A key reason why FTTP connection costs should decrease is the use of new technologies including the move from multi-port to mini-port devices that are used to connect fibre running past premises to the drop lines that go into premises. Another step that should be taken is the adoption of aerial fibre distribution, micro trenching and sheathed fibre and other approaches that have been shown to reduce the cost of distribution and drop fibre rollout in locations where existing infrastructure is old and degraded. The option of self-installation of drop lines should be explored too.

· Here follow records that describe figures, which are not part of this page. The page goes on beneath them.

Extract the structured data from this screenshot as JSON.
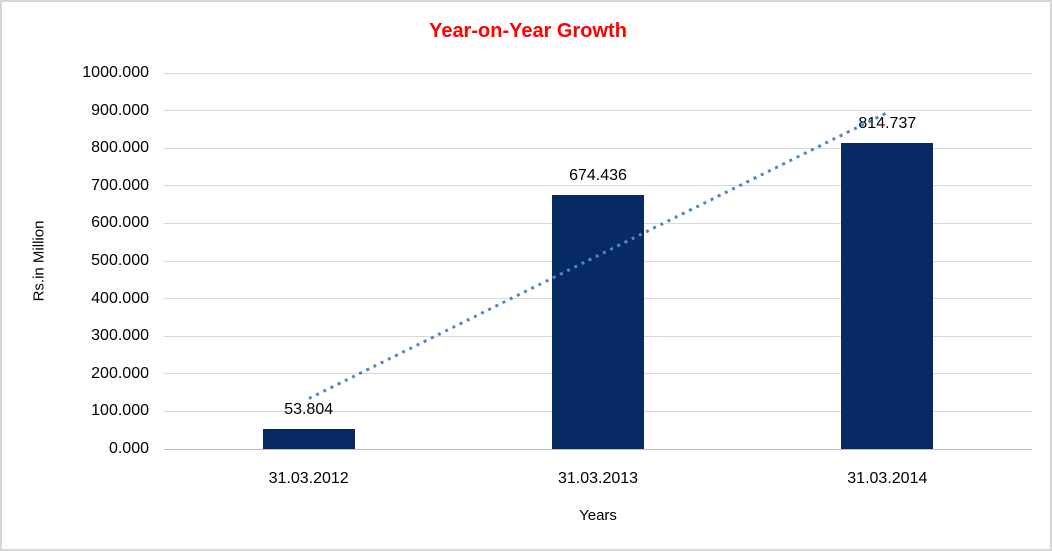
{
  "window": {
    "background": "#FFFFFF",
    "frame_border_color": "#D6D6D6"
  },
  "chart_data": {
    "type": "bar",
    "title": "Year-on-Year Growth",
    "title_color": "#FF0000",
    "categories": [
      "31.03.2012",
      "31.03.2013",
      "31.03.2014"
    ],
    "values": [
      53.804,
      674.436,
      814.737
    ],
    "value_labels": [
      "53.804",
      "674.436",
      "814.737"
    ],
    "xlabel": "Years",
    "ylabel": "Rs.in Million",
    "ylim": [
      0,
      1000
    ],
    "ytick_step": 100,
    "ytick_labels": [
      "0.000",
      "100.000",
      "200.000",
      "300.000",
      "400.000",
      "500.000",
      "600.000",
      "700.000",
      "800.000",
      "900.000",
      "1000.000"
    ],
    "grid": true,
    "legend": "none",
    "bar_color": "#082A64",
    "gridline_color": "#D9D9D9",
    "axis_line_color": "#BFBFBF",
    "text_color": "#000000",
    "trendline": {
      "type": "linear",
      "style": "dotted",
      "color": "#4F86C6"
    }
  }
}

In his recent speech, Tucker went on to argue that Australia should have continued the global trend to rollout FTTP rather than FTTN which has no more than a five year life-time so many Australians will be provided with an obsolete technology by 2020.


Source: Rod Tucker

Questions must be asked of NBN Co about why there is a major discrepancy between the figures it has reported and figures reported by Chorus and why alternate construction techniques are not being adopted to further reduce FTTP rollout costs as is happening in New Zealand. 

Mark Gregory is a senior lecturer in the School of Electrical and Computer Engineering at RMIT University.